Semper Idem: leggi il libro in originale in inglese.

Doctor Bicknell was in a remarkably gracious mood. Through a minor accident, a slight bit of carelessness, that was all, a man who might have pulled through had died the preceding night. Though it had been only a sailorman, one of the innumerable unwashed, the steward of the receiving hospital had been on the anxious seat all the morning. It was not that the man had died that gave him discomfort, he knew the Doctor too well for that, but his distress lay in the fact that the operation had been done so well. One of the most delicate in surgery, it had been as successful as it was clever and audacious. All had then depended upon the treatment, the nurses, the steward. And the man had died. Nothing much, a bit of carelessness, yet enough to bring the professional wrath of Doctor Bicknell about his ears and to perturb the working of the staff and nurses for twenty-four hours to come.
But, as already stated, the Doctor was in a remarkably gracious mood. When informed by the steward, in fear and trembling, of the man's unexpected take-off, his lips did not so much as form one syllable of censure; nay, they were so pursed that snatches of rag-time floated softly from them, to be broken only by a pleasant query after the health of the other's eldest- born. The steward, deeming it impossible that he could have caught the gist of the case, repeated it.
"Yes, yes," Doctor Bicknell said impatiently; "I understand. But how about Semper Idem? Is he ready to leave?"
"Yes.

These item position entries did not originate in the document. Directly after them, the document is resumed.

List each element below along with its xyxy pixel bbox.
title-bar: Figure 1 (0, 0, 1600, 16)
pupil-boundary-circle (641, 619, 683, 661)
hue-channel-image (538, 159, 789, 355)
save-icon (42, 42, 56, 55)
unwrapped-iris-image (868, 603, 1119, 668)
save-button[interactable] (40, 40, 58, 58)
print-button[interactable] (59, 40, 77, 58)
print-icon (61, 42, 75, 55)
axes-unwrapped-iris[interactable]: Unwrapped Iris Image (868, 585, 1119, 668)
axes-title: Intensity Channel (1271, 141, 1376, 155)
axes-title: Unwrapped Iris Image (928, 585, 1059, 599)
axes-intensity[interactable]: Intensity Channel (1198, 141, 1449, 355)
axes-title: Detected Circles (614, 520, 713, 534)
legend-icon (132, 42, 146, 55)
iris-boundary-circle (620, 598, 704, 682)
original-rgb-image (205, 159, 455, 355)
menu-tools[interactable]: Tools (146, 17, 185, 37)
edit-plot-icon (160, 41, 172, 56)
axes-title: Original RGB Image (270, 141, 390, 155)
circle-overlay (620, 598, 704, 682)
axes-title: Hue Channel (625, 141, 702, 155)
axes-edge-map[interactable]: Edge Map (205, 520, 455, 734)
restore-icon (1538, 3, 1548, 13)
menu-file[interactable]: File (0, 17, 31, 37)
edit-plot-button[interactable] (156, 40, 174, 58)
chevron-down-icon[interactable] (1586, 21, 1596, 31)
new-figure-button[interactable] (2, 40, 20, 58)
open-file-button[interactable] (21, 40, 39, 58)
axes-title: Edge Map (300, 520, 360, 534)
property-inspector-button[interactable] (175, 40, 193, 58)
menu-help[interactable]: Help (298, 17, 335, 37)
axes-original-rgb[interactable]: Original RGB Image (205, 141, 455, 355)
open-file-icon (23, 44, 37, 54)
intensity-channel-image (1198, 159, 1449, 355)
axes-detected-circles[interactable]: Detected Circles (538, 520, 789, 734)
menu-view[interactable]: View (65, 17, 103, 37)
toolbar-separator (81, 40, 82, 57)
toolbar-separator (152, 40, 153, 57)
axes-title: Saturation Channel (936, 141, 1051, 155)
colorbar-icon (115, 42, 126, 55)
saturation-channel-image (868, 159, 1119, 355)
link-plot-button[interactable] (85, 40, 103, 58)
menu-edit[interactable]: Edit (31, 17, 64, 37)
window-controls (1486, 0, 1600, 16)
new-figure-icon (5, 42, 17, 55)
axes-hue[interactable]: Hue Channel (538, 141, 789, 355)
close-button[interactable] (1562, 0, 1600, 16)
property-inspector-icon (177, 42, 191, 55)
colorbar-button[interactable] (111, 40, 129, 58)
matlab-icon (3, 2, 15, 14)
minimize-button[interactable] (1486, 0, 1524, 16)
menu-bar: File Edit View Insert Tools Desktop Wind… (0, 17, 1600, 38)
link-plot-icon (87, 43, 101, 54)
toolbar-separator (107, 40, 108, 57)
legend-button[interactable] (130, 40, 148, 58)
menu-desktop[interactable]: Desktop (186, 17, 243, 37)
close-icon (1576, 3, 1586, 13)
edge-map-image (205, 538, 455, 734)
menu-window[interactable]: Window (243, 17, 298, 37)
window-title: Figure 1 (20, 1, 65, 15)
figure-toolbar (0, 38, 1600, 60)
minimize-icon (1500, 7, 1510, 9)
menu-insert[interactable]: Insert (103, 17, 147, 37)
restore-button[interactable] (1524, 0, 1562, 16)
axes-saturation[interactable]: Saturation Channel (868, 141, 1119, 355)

They're helping him dress now," the steward answered, passing on to the round of his duties, content that peace still reigned within the iodine-saturated walls.
It was Semper Idem's recovery which had so fully compensated Doctor Bicknell for the loss of the sailorman. Lives were to him as nothing, the unpleasant but inevitable incidents of the profession, but cases, ah, cases were everything. People who knew him were prone to brand him a butcher, but his colleagues were at one in the belief that a bolder and yet a more capable man never stood over the table. He was not an imaginative man. He did not possess, and hence had no tolerance for, emotion. His nature was accurate, precise, scientific. Men were to him no more than pawns, without individuality or personal value. But as cases it was different. The more broken a man was, the more precarious his grip on life, the greater his significance in the eyes of Doctor Bicknell. He would as readily forsake a poet laureate suffering from a common accident for a nameless, mangled vagrant who defied every law of life by refusing to die, as would a child forsake a Punch and Judy for a circus.